そうしたらもう2度と家には入れないからお好きにどうぞ。」

俺は淡々と言いました。

 

「それからそのTシャツ穴あいてるから、着替えて。」

と言うと、Mはしぶしぶ着替えました。

Mは出ていくことは辞めた様子でした。

 

面談の時間になり、保健師さんが家に来ました。

Mはいの一番に

「こんな俺のためにわざわざすみません!」と先手を打ってきました。

そして、ハキハキしゃべる社交的な人間を演じ始めました。

 

本当にすみませんと思ってんのなら、

20年も引き蘢ってんじゃねーっつー話。

 

Mは保健師さんからの質問に答えながら、

歯が無くて言葉がうまく発音できないから面接に受からない。

糖尿病で疲れやすい。めまいがする。なので仕事を選んでいる。

ということを懸命にアピールしていました。

 

しかし、どれも20年も無職だった理由にはなりません。

歯が抜けたのだって、糖尿病だって、最近のことじゃないか。

保健師さんはそんなのお見通しだ。

 

最後に保健師さんは

「保健センターに精神科の先生が月に1回来る日があるのですが、

よかったら一度先生とお話をされてみてはいかがでしょうか。

専門医さんに診てもらうことによって、前向きに考えられるようになったりします。

すぐに予約が埋まってしまうので、Mさんの為に一応仮押さえしてありますが、どうしますか?」

とMに聞きました。

 

Mは

「今は大丈夫です!」と高らかに答えました。

 

「今は」ってなんだよ。「大丈夫」ってなんだよ。

全然大丈夫じゃねーから、こんなことになってんだろうが!!!!

 

俺は保健師さんをマンションの外まで見送りました。

精神科の先生との予約はそのままにしてもらいました。

「精神科の先生に診てもらえたら、精神病と診断されるかもしれません」と保健師さんは言いました。
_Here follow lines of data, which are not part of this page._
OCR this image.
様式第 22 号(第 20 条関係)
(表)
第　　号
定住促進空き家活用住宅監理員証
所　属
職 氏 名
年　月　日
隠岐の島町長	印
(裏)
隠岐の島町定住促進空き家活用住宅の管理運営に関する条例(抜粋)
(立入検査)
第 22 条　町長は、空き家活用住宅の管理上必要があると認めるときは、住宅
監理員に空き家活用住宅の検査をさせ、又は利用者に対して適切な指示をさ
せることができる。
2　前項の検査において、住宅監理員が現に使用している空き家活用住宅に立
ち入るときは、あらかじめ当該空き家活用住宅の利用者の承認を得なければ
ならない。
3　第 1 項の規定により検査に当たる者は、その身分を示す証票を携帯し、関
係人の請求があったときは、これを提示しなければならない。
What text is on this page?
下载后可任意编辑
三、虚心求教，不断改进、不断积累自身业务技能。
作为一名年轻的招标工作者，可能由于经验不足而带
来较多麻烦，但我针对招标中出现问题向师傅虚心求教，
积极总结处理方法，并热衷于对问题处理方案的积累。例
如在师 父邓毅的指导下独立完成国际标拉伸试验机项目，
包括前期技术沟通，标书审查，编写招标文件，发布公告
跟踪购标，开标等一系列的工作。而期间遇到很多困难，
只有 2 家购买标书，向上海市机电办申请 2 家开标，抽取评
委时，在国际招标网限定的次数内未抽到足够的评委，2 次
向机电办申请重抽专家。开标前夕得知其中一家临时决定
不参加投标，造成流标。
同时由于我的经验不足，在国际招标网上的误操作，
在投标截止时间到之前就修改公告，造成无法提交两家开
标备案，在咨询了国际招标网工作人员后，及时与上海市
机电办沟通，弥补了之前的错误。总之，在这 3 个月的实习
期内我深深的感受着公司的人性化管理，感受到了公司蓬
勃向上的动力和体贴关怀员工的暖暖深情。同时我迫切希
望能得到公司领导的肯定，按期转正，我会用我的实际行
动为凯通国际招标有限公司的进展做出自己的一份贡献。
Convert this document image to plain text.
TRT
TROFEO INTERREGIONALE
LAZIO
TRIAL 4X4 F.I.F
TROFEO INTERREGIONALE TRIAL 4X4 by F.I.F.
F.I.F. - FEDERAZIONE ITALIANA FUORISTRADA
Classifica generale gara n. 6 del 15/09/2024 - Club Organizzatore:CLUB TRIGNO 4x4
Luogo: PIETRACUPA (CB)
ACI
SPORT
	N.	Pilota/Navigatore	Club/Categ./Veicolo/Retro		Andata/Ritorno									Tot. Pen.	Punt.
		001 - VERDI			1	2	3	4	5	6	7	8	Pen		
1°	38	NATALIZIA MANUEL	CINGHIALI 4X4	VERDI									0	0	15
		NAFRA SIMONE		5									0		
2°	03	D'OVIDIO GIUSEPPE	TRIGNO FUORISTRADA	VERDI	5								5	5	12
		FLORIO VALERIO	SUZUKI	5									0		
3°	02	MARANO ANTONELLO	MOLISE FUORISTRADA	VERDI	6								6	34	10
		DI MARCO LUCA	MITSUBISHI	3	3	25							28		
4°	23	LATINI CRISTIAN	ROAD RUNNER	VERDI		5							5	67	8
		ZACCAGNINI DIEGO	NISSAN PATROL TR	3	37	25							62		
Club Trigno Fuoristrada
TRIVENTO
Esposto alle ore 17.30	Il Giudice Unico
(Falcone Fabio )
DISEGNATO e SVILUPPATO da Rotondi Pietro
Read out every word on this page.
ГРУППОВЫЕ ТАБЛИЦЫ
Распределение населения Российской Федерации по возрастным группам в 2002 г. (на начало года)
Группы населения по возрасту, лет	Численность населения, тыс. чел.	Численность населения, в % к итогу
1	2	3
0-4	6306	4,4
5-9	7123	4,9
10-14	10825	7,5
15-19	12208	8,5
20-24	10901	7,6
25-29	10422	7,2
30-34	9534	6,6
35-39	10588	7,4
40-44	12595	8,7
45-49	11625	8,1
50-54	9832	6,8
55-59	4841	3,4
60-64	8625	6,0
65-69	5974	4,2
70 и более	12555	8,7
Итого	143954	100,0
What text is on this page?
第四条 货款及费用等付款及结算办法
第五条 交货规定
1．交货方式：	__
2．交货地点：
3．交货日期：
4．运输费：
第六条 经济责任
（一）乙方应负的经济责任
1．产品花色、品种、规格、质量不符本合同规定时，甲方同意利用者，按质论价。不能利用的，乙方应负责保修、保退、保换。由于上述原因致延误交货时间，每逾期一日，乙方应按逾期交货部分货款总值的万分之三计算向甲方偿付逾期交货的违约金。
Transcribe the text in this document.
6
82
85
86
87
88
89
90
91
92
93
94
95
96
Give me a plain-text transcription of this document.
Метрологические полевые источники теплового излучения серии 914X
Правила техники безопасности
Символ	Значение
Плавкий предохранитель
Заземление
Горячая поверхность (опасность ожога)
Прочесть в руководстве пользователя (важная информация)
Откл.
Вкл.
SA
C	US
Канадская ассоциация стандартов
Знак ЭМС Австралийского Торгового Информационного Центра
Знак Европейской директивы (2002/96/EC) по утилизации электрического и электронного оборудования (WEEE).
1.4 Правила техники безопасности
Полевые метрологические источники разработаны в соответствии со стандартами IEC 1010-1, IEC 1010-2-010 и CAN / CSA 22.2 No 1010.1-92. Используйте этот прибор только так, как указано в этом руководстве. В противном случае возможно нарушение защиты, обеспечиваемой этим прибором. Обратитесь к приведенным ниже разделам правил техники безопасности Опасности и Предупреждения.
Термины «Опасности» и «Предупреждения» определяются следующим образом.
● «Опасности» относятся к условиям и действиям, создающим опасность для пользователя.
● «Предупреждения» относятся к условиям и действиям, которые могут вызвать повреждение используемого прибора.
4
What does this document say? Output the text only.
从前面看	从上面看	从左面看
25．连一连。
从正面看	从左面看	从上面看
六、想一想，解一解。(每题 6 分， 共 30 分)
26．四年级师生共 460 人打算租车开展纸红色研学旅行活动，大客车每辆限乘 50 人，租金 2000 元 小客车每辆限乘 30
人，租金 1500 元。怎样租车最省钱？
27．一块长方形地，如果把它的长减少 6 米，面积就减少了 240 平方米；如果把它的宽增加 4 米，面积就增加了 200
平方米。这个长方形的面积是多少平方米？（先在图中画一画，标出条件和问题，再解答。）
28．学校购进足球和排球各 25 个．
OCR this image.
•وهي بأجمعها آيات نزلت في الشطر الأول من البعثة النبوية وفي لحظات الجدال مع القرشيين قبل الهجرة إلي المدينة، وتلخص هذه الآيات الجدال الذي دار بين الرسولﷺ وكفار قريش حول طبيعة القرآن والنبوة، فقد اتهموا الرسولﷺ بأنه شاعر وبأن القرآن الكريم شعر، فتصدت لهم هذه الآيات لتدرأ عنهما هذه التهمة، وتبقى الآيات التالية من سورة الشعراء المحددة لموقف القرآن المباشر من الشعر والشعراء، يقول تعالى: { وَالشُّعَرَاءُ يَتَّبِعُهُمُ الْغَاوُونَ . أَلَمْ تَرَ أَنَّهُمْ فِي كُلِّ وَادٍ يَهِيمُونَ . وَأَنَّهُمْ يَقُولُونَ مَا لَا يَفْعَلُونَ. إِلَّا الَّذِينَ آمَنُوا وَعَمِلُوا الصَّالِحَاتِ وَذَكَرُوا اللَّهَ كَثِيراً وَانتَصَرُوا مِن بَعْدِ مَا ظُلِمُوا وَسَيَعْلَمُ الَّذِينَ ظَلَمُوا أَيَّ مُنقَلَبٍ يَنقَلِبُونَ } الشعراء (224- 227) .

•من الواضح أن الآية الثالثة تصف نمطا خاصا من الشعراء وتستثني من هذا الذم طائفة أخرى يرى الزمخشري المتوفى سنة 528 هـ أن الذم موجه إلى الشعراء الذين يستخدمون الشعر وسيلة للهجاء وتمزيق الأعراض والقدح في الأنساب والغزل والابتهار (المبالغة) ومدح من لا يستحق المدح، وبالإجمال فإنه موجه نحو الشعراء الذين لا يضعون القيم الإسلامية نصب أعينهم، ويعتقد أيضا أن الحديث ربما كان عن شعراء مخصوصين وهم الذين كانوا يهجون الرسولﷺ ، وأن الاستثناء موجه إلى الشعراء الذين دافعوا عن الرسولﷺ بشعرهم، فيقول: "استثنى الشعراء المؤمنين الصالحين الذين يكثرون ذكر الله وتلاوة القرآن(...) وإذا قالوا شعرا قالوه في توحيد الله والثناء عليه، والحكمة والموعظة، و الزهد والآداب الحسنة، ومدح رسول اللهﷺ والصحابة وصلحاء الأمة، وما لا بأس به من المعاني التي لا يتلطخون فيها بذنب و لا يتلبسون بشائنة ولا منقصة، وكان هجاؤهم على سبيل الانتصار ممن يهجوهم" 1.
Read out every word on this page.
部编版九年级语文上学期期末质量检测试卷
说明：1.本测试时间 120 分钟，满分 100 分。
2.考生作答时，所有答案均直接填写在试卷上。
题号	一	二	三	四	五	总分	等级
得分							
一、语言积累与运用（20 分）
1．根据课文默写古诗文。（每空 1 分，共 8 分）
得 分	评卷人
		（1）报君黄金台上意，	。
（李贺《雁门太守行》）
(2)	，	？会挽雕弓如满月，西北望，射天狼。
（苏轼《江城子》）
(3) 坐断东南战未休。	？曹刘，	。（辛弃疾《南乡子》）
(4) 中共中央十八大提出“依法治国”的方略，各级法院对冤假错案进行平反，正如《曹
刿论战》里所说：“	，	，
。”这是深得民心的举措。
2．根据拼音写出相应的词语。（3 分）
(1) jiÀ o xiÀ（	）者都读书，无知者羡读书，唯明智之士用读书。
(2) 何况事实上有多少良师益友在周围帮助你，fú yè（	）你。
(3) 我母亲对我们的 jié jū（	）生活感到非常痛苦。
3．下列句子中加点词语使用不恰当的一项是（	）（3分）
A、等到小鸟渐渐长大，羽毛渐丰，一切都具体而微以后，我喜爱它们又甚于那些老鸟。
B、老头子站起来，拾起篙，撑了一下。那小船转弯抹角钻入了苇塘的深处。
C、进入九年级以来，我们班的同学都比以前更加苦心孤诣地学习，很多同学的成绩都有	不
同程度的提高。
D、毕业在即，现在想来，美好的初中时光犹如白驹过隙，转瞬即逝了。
いっそのこと精神病ということになったら、障害者枠で就職できるかもしれません。

保健師さんはMのことを「なかなかてごわい方ですね。」と言い残して保健センターに帰っていきました。

Comments

1 thought on “今は大丈夫です

  1. で、どうなったの? ネタ切れなの? 事件化してそれどころじゃないの?